I was stuck on “my people
.”
How
much of an army did the Almiras Society have? The night had turned cool, but I
couldn’t stop sweating.
“By the way—ditto for the two imbeciles you brought with
you.”
Which imbeciles
?
I thought. Doc and Maurice or Twyla and Yigal?
Arcontius answered my unspoken question. “We convinced
Albert Martone that both your men needed to be put in time out. They’re getting
some much-needed occupational retraining.”
Doc and Maurice were now on the sidelines, which wasn’t good
news.
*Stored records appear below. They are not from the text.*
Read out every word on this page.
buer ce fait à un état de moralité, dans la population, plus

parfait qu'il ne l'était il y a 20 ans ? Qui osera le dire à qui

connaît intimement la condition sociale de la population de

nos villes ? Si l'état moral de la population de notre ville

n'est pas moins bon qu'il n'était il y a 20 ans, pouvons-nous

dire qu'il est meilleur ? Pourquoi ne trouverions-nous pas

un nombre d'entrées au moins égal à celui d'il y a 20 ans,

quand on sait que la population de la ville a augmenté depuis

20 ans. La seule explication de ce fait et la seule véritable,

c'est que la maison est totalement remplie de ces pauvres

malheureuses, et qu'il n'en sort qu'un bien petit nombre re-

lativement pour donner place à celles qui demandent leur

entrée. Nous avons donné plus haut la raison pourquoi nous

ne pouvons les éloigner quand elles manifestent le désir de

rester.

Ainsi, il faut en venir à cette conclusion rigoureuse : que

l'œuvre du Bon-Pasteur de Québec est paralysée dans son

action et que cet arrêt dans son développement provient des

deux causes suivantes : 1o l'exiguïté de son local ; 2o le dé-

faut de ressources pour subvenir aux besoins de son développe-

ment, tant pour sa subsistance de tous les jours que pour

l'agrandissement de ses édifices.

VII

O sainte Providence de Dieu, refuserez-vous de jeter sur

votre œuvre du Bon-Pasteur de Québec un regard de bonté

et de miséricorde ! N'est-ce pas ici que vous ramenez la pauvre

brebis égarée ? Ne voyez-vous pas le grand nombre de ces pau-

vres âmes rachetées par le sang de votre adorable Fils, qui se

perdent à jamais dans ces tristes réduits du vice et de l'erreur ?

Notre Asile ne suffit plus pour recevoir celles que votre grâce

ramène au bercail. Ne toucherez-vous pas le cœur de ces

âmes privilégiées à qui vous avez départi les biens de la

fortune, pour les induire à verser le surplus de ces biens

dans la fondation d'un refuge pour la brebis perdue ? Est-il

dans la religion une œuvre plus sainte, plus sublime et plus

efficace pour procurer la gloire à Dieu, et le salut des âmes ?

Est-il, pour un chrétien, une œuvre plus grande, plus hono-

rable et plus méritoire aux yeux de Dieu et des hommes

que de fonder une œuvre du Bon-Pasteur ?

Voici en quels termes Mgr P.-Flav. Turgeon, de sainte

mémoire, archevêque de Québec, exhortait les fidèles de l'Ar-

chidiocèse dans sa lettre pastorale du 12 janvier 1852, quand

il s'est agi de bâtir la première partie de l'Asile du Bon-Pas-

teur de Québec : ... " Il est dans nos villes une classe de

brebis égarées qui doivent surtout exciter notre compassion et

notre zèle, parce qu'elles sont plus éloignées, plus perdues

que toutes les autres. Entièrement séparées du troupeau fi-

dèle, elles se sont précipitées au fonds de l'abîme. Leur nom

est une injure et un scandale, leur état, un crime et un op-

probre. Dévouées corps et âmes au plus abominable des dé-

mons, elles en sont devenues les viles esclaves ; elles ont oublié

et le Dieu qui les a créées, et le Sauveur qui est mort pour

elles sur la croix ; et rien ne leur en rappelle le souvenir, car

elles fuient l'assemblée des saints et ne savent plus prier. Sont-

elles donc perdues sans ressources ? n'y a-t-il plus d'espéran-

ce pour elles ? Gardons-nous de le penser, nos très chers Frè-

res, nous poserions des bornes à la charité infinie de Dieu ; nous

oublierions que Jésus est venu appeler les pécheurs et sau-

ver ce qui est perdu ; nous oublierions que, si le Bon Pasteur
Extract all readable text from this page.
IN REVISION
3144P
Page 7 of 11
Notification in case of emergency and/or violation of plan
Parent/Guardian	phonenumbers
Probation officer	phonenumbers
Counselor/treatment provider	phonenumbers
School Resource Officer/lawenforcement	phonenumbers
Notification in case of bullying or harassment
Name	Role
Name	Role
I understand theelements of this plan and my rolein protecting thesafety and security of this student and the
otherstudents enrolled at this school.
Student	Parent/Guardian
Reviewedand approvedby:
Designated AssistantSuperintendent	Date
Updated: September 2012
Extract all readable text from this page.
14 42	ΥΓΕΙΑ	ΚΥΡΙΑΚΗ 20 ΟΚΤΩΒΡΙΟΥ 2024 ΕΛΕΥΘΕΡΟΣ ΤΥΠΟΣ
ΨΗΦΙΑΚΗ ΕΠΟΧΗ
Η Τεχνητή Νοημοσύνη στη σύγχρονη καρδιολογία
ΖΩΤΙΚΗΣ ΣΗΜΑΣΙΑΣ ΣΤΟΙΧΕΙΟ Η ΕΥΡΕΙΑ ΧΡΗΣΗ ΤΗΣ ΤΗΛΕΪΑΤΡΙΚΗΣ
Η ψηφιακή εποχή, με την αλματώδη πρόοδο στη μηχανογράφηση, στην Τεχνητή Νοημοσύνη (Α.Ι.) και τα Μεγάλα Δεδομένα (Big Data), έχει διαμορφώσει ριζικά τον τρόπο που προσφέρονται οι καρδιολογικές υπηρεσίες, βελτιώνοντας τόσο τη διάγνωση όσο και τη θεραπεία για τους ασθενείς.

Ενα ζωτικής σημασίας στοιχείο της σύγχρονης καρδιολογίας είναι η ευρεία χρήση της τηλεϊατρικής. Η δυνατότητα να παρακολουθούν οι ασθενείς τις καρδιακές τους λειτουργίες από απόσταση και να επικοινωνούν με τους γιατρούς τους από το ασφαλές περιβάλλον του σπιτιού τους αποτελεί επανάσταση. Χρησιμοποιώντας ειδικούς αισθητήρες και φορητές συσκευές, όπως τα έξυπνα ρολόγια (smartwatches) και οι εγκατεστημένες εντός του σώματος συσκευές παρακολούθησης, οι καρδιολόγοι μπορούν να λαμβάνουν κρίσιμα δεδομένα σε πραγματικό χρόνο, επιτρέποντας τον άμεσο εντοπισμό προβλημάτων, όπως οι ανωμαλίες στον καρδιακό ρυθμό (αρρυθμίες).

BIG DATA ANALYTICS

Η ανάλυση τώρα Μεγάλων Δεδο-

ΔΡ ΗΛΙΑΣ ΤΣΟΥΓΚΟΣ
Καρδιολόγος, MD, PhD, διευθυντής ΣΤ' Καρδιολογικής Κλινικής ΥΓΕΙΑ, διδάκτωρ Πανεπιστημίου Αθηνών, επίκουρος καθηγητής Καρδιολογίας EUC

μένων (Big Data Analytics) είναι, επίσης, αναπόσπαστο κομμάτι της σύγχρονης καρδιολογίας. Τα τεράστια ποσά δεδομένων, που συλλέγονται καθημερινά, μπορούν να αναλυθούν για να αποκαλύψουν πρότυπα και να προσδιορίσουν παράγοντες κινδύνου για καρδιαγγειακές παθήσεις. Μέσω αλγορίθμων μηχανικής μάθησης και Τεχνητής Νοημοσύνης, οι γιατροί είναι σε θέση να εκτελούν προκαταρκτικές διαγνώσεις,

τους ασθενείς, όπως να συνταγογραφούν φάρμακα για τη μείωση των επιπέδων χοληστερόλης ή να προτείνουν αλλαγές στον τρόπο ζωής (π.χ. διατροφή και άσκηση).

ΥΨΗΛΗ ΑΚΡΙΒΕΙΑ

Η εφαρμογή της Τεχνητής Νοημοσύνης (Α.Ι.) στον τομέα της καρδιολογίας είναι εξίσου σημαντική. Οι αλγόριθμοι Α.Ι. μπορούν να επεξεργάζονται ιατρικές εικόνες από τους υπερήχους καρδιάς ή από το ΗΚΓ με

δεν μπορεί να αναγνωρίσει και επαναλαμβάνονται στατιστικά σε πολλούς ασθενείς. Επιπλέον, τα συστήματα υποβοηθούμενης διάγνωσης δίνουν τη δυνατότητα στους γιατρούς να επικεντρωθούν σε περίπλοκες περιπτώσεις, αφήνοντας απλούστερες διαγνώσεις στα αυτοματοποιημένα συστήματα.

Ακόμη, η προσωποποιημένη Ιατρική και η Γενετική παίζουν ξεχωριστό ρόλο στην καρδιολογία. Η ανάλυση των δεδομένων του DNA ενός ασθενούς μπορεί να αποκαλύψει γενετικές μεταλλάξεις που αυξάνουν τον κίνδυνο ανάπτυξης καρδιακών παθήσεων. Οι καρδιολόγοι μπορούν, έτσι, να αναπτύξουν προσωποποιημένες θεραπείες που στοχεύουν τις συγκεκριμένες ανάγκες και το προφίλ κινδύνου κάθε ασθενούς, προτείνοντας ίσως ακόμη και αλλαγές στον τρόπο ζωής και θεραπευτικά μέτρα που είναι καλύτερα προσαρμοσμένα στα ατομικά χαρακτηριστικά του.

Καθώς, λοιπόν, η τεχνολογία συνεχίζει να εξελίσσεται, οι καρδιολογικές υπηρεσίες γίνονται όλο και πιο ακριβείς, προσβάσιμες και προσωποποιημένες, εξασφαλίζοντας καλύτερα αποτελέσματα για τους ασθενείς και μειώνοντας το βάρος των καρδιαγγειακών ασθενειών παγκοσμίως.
At least they were safe—a few hours of hard labor under Martone’s
watchful eye was a lot better than floating facedown in New York Harbor.
“What’s this about, Arcontius?” I asked, trying to mask my
growing panic.
“It’s about what you’re holding,” said Arcontius. “You’re
going to give us the disk, and then we’re going to take a stroll.”
Dong leaned forward, plucked the
Book of Nathan
CD from my hand and told me to get up. When I stood, Arcontius ordered me to
surrender my cell phone and Boeing flashlight. I did what I was told. Dong gave
me a fast body check to make sure there was nothing else worth confiscating.